Samantha Garrett, a 26-year-old doctoral student, said she was sexually assaulted last fall by another student in her psychology program. About three weeks passed before Garrett told a professor about the attack — delays in reporting sexual assaults are not unusual — and the school launched an investigation. The accused student, Andrew Thurston, was found responsible for violating the student code of conduct for "non-consensual intercourse and non-consensual sexual contact." As Times staff writer Claire McNeill reported, Thurston was given the choice of a formal hearing or accepting sanctions. He chose the sanctions, which his attorney says does not equate to admitting responsibility. He denies the allegations and has not been charged with a crime.

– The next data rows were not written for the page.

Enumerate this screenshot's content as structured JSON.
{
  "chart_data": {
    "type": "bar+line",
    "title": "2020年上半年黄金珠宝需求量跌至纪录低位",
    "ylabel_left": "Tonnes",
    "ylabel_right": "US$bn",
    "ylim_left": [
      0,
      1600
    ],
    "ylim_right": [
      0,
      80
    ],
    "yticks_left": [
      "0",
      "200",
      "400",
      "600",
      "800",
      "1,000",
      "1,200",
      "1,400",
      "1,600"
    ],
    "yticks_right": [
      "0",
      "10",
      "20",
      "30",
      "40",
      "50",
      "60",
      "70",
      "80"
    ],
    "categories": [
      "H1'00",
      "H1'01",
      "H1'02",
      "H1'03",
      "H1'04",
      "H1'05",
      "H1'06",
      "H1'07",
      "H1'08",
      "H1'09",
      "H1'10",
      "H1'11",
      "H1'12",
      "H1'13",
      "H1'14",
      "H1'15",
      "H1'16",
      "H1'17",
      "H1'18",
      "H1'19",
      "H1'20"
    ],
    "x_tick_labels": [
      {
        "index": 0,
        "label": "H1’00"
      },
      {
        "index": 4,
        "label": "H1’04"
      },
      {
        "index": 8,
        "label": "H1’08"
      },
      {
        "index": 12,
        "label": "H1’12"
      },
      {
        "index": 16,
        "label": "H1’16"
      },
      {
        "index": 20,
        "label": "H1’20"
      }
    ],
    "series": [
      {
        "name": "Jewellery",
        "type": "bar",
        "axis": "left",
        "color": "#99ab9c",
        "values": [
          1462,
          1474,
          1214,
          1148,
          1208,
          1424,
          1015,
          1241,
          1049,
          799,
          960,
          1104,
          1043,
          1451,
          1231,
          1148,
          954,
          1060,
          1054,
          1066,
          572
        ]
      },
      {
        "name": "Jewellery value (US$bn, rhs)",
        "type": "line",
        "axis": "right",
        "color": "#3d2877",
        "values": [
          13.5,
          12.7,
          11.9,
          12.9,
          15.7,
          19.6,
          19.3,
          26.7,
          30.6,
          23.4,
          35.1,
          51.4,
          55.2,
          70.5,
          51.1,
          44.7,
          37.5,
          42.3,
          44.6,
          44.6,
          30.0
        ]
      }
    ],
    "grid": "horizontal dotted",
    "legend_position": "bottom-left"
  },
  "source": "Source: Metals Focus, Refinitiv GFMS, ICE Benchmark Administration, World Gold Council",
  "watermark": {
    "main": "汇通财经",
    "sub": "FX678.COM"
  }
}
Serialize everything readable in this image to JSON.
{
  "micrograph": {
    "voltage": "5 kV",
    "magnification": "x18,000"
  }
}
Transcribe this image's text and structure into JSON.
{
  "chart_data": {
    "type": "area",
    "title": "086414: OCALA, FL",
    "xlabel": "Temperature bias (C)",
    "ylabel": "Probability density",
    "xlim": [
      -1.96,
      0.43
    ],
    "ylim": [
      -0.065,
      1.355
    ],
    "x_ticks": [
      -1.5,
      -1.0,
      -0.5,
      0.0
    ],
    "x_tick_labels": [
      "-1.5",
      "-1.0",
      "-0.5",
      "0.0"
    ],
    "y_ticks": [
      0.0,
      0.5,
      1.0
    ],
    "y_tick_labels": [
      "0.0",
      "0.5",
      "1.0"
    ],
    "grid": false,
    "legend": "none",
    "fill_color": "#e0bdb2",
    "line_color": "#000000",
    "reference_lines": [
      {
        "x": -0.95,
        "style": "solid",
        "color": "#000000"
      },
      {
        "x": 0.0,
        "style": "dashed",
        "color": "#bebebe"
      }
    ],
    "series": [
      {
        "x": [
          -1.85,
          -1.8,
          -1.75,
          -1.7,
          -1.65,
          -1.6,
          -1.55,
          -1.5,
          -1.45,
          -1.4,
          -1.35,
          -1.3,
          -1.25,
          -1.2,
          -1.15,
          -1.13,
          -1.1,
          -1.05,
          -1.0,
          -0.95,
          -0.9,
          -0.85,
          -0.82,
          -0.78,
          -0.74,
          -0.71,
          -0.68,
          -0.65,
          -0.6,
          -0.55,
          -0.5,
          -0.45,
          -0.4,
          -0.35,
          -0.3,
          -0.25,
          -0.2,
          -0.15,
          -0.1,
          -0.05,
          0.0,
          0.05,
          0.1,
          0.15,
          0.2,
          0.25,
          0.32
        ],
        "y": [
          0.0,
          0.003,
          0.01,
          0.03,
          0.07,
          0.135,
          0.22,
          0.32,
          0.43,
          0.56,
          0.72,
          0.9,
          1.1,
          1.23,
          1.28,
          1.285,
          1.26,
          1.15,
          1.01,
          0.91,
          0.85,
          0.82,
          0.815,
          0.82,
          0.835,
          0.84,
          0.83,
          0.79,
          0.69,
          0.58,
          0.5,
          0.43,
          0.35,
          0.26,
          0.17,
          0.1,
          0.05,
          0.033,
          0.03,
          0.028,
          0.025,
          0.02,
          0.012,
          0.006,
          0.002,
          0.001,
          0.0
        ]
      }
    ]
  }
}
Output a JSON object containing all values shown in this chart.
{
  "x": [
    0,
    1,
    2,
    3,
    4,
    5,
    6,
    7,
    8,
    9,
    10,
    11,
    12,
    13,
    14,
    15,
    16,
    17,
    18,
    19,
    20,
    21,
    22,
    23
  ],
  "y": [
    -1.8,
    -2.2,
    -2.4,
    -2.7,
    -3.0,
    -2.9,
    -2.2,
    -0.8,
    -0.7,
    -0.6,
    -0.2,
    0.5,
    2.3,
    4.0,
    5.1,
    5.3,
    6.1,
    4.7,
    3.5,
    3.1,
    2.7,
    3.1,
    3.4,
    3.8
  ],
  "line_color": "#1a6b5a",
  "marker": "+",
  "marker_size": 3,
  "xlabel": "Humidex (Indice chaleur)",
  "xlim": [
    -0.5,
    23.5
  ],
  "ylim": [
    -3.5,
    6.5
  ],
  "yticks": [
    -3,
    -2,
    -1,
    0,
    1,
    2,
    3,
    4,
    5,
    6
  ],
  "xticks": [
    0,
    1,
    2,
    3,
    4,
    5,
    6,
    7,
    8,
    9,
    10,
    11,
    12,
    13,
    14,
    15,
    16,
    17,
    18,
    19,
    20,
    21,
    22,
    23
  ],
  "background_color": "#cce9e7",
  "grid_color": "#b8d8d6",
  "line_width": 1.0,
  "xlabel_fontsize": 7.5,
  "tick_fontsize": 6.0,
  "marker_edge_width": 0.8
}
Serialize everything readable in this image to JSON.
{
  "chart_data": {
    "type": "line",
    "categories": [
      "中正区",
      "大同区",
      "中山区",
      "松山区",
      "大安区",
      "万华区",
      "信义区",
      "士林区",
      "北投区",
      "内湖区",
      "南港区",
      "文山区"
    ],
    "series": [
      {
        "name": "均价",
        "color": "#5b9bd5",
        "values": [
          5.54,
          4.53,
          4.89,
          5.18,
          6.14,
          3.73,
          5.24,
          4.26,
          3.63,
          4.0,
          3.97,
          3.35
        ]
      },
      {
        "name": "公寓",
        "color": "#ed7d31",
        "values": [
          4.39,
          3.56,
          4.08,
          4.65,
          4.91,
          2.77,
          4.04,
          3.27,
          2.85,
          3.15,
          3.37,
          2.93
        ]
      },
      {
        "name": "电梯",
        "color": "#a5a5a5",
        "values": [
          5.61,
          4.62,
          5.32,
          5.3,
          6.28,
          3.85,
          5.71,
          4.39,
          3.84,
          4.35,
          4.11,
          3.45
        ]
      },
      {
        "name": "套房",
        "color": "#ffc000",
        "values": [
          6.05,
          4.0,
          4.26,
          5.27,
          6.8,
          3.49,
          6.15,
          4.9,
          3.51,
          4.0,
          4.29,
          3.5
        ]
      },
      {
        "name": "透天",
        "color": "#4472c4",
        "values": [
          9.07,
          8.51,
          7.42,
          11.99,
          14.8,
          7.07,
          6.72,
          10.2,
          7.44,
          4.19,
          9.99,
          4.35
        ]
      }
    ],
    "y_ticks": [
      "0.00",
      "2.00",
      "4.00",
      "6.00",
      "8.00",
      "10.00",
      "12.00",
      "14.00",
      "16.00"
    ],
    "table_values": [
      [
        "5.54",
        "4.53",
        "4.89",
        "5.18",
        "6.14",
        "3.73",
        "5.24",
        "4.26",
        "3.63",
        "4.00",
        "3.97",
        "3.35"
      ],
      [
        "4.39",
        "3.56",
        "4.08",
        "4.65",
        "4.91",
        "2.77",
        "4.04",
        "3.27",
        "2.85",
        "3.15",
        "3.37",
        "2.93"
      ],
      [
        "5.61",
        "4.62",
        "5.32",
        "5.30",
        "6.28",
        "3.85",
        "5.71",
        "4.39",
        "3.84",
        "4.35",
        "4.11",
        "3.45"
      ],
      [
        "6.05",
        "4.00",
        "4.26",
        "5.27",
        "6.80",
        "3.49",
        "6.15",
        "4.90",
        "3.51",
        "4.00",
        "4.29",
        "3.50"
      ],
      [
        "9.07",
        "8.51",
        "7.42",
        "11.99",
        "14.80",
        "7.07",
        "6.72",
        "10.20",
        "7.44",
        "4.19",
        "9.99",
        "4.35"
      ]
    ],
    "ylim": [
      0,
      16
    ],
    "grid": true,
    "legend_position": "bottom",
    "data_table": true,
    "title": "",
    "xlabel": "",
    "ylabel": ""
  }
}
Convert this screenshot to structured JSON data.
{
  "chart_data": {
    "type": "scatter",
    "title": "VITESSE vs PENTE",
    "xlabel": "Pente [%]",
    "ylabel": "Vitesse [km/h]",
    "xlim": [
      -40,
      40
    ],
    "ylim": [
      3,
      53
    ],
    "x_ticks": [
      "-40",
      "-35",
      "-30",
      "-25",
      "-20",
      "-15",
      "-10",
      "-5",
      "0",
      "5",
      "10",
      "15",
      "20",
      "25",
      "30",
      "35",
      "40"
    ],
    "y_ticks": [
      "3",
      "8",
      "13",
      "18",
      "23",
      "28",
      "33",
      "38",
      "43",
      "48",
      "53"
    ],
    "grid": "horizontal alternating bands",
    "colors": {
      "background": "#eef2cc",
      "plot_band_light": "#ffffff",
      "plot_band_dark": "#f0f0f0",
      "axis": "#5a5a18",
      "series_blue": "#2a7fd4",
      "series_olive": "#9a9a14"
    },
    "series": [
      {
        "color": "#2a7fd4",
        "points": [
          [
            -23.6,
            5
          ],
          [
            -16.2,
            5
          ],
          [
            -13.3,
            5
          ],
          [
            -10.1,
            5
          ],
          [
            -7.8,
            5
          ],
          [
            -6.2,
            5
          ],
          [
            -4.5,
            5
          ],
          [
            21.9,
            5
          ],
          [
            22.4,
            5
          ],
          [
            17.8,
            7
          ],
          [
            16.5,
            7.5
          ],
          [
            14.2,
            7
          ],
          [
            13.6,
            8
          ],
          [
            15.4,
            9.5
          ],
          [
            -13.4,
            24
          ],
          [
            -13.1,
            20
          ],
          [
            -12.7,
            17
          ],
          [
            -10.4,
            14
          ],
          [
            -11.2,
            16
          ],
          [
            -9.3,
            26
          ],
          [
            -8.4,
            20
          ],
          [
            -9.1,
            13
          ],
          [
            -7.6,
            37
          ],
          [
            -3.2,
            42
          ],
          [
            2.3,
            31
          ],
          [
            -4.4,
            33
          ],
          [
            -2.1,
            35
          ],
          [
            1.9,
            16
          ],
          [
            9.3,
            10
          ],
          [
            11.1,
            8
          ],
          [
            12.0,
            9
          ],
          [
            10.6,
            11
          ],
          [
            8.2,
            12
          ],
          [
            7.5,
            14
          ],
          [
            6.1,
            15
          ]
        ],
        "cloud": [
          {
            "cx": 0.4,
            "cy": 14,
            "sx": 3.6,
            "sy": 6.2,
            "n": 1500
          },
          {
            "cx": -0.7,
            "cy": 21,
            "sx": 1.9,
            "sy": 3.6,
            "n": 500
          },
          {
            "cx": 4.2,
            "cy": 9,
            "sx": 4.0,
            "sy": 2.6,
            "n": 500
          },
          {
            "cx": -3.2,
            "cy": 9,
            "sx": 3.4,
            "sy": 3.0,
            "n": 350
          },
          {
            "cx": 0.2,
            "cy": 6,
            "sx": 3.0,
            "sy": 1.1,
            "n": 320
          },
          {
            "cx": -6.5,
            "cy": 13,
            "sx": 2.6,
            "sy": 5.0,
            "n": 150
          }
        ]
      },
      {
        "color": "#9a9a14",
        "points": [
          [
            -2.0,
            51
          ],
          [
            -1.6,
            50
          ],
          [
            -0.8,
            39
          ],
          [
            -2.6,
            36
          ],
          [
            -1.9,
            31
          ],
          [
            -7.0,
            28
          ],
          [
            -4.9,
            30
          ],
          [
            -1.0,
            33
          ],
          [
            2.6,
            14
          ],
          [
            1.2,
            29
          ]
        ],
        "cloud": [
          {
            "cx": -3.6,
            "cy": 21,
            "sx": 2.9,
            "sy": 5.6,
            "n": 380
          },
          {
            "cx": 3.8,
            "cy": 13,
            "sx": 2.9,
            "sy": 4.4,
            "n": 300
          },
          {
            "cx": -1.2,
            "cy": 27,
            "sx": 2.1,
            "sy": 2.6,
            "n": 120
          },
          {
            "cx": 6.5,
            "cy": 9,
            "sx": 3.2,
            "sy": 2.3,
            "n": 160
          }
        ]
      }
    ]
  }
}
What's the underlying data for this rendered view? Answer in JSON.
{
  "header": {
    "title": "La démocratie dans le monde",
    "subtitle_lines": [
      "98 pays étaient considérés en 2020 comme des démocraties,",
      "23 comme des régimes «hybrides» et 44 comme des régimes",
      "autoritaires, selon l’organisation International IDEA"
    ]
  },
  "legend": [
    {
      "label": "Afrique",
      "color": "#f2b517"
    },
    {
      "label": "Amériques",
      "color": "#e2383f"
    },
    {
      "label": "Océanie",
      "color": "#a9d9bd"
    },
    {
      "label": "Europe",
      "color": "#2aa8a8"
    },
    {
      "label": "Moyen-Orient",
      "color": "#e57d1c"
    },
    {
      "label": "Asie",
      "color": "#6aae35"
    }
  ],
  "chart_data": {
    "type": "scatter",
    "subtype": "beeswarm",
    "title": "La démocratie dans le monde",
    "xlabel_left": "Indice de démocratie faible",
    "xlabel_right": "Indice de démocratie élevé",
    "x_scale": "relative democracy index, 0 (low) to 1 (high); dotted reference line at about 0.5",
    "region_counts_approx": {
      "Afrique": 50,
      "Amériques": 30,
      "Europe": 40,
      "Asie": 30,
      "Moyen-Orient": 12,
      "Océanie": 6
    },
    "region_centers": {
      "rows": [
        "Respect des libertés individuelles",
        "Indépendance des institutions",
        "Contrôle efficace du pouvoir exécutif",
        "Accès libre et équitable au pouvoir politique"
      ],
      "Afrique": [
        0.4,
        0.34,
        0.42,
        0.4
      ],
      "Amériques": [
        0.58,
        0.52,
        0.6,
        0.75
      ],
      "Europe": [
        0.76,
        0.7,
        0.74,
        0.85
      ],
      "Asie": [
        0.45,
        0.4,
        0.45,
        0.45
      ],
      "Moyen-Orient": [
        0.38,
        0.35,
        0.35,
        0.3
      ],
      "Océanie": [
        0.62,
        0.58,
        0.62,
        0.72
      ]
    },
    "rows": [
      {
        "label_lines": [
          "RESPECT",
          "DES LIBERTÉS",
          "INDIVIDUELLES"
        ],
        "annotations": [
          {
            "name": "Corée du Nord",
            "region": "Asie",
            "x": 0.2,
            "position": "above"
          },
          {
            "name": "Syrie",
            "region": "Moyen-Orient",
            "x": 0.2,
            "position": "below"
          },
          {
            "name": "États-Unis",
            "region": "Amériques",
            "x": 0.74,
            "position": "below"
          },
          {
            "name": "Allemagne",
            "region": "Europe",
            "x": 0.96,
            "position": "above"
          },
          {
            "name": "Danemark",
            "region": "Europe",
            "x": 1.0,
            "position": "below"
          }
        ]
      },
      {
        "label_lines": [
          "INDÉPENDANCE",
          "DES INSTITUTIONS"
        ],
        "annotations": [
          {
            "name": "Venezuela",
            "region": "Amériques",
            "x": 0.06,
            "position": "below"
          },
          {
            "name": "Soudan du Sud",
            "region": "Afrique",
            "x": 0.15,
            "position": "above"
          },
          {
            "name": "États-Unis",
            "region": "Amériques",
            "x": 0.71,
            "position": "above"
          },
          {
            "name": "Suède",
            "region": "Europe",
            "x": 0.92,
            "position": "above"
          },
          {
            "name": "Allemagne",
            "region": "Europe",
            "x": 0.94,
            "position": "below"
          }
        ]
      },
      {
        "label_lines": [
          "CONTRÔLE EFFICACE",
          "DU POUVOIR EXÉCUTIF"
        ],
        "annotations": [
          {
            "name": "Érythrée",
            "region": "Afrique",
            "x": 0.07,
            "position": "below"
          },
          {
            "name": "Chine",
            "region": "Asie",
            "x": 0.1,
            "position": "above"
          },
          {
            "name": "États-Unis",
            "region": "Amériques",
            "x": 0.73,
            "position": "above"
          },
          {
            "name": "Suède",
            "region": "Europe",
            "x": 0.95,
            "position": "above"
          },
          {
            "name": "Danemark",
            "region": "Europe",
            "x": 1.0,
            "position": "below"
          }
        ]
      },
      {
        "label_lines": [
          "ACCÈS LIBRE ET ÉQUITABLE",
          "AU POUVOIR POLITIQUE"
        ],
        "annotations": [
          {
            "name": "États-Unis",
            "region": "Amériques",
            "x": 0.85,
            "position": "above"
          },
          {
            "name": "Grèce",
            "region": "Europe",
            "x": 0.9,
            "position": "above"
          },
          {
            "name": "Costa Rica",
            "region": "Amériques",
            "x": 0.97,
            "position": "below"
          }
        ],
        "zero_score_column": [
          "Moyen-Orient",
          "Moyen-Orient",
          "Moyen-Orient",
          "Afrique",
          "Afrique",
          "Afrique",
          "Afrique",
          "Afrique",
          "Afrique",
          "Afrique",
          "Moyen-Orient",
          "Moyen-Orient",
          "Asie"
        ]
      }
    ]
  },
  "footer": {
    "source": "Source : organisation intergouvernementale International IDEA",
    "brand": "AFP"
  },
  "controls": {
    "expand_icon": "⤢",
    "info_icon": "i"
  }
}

The case underscores both the delicate balance schools must strike in seeking justice in such cases, and the importance of their role separate from the criminal justice system. Accusations of criminal conduct should be handled by the police and the courts. But criminal cases can fall apart for many reasons, and sexual assault cases are especially difficult to prosecute. There are often no witnesses other than the accuser and the accused. If time has elapsed, there may be no physical evidence.
The federal anti-discrimination law known as Title IX requires colleges and universities to protect students from discrimination. Guided by Title IX, universities can make accommodations for course work, providing mental health services or allowing a transfer to a different class or dorm to separate alleged victims and perpetrators.
This is where USF's response to Garrett seems to have fallen short. The sanctions Thurston accepted, according to the lawsuit, were a deferred suspension through May 2018, allowing him to continue his studies on campus; two meetings with a university official; and a request that he "refrain from making contact" with Garrett. So Garrett may continue facing Thurston in parking lots, campus buildings and classrooms. As a result, she says, she has experienced panic attacks and dropped three classes. That does not sound like equal access to education.
It's possible, of course, for the pendulum to swing too far the other way. During the Obama administration, the U.S. Department of Education issued new guidelines, including a requirement that colleges use the lowest standard of proof in deciding whether a student is responsible for sexual assault, and opened investigations of schools it suspected of mishandling sexual misconduct cases. Victims' rights groups cheered, but there was legitimate concern that the rights of accused students were not being adequately protected. Education Secretary Betsy DeVos has proposed revisions, most notably restoring the use of the higher standard of proof that previously had been used, which was clear and convincing evidence. What she has proposed is reasonable and will undergo rigorous review, factoring in public comment, before taking effect.
Universities have an obligation to protect equal access to education. It's no easy charge, and USF should constantly strive to be responsive, decisive and fair.